Passaram poucos dias
até que aquela membrana terrível lhe cobrisse todo o rosto. Teve grande
febre e ficou impedido de se alimentar. Os amigos foram muito solidários e,
logo, eram muitos. Todos cuidando dele da forma como podiam. Uns traziam comida,
outros médicos. Os mais próximos tentavam manter o nariz e a boca abertos, mas
logo a abertura infeccionava e se enchia de pus e sangue novamente. Logo, aparecia uma membrana ainda mais grossa, pustulenta e mais difícil de tirar.
Em pouco tempo ele
definhou. E morreu em casa muito fraco, mas cercado de amigos. E de amigos de
amigos. E daqueles papeis cheios de rabiscos - estranhamente surrupiados mais
tarde pelo Dr. Floriano...
Entre eles haviam
folhas de almaço feitas por ele. Tinham cálculos começados, mas interrompidos.
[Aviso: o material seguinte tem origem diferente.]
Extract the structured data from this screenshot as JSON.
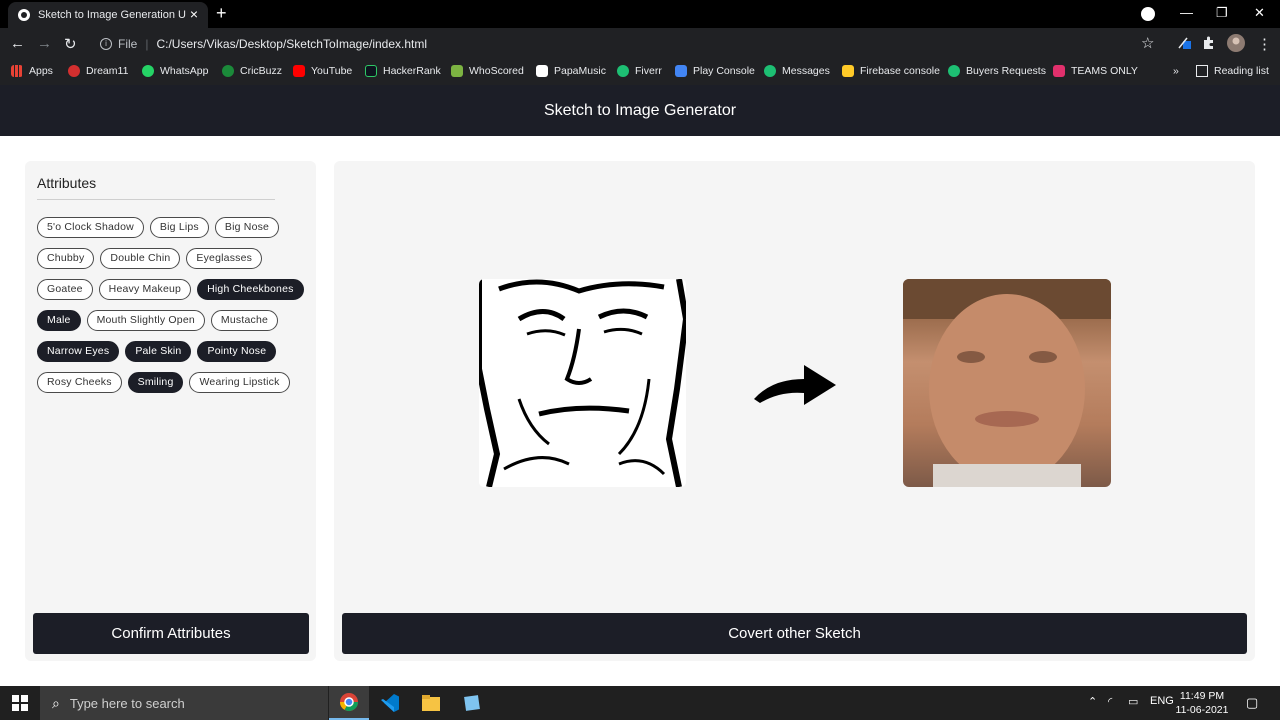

No início eram iguais aos dos rabiscos achados, mas depois tomavam outros
rumos. Não se sabe se por uma brilhante lógica, ou por pura fantasia, aqueles
cálculos estavam chegando ao mesmo resultado dos que tinham nos rabiscos - os
quais ele julgava estar incompletos e cujo término revelaria um segredo
incrível, guardado à sete chaves. Porque só a palavra "VERDADEIRO"
do original "O VERDADEIRO CAMINHO DO ÉTER" ele havia conseguido
chegar, entre cubos e outras fórmulas geométricas.